Tuesday, August 6, 2013
In the palm of my hand flapped our injured, Swallowtail butterfly, her feet barely grasping my fingers as her excited, mal-formed wings anticipated the sweet nectar she had come to expect each time I picked her up.
Unlike days before when I couldn't beg her to eat anything, this time, her tube-like proboscis began unfurling and drinking as soon as her sensitive feet "tasted" the first petal. She quickly made her way around the head of miniature flowers, then rested as had become her routine.
That's where I left her, in the sun, as I did every day for a few hours, only this time, when I came back, she was gone.

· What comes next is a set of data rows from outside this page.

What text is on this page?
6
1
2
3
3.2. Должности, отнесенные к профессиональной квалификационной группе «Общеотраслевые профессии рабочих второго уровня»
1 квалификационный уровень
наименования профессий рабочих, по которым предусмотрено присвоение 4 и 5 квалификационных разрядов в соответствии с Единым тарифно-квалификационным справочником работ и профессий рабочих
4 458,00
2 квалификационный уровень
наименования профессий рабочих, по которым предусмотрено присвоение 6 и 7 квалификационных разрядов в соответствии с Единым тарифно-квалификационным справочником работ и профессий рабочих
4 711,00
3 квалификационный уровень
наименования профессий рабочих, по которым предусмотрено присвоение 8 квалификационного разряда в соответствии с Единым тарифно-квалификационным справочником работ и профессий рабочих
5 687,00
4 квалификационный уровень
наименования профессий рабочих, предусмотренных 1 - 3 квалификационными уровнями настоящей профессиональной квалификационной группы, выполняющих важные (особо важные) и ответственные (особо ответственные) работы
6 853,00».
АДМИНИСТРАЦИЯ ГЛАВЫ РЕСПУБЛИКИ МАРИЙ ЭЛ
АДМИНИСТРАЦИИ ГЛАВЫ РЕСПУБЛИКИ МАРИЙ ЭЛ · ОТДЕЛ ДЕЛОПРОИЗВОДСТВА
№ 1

I immediately began looking at the base of the plants. Perhaps she had fallen and couldn't climb back up the stalk. When that investigation turned up empty, I looked around for any evidence she had been there.
The obvious culprits--our kittens--were locked inside. But maybe a bird saw her and swooped in for a morning snack?
I was immediately flooded with guilt. What would the children say!?
Sure enough, it wasn't long before my oldest son asked where the butterfly was. I pointed at the pinta and told him I put her there to eat.
Of course, when he looked, she wasn't there. He, too, tromped through the bed, trying to find her, all to no avail. Then came the obvious question. What happened to her?
I stooped to pull a few weeds, my head bent to the earth, not really wanting to have this conversation. I began with the "I don't know's" and proceeded to the "she could have crawled off" explanations.
"Or that could be her," said my son.
As I glanced up, a perfectly formed black Swallowtail swooped right by my head. She hadn't been there five minutes ago. In fact, I hadn't seen a Swallowtail at our house all weekend. Yet, here one was, flitting around us and lighting on the various flowers before her wings sailed high again.
"It's a miracle," Wyatt continued.
I had to bite my ever-rational tongue. My mind said a bird ate her. But my heart skipped a beat with uncertainty. I remembered my children praying for a miracle just a few days before. I remembered my own prayers for her wings to miraculously take flight. I couldn't tell my son for certain that he was wrong.
And since when did I serve a God of probability? If anything, I served the God of all things IMpossible and IMprobable. Why not?
Amelia and Emerson joined us outdoors and began asking the same questions, only this time, big brother Wyatt spoke the answers instead of me.
"WE DON'T KNOW, Amelia! Maybe that is her. Maybe not. Maybe it was a miracle. We just don't know."
It's funny how one butterfly's sudden disappearance has planted seeds of doubt in my rational explanations. Even tonight, I just don't know. I could have witnessed a miracle this past weekend.
For me, it's enough to believe God might have said yes to our prayers...even if I'll never know for sure.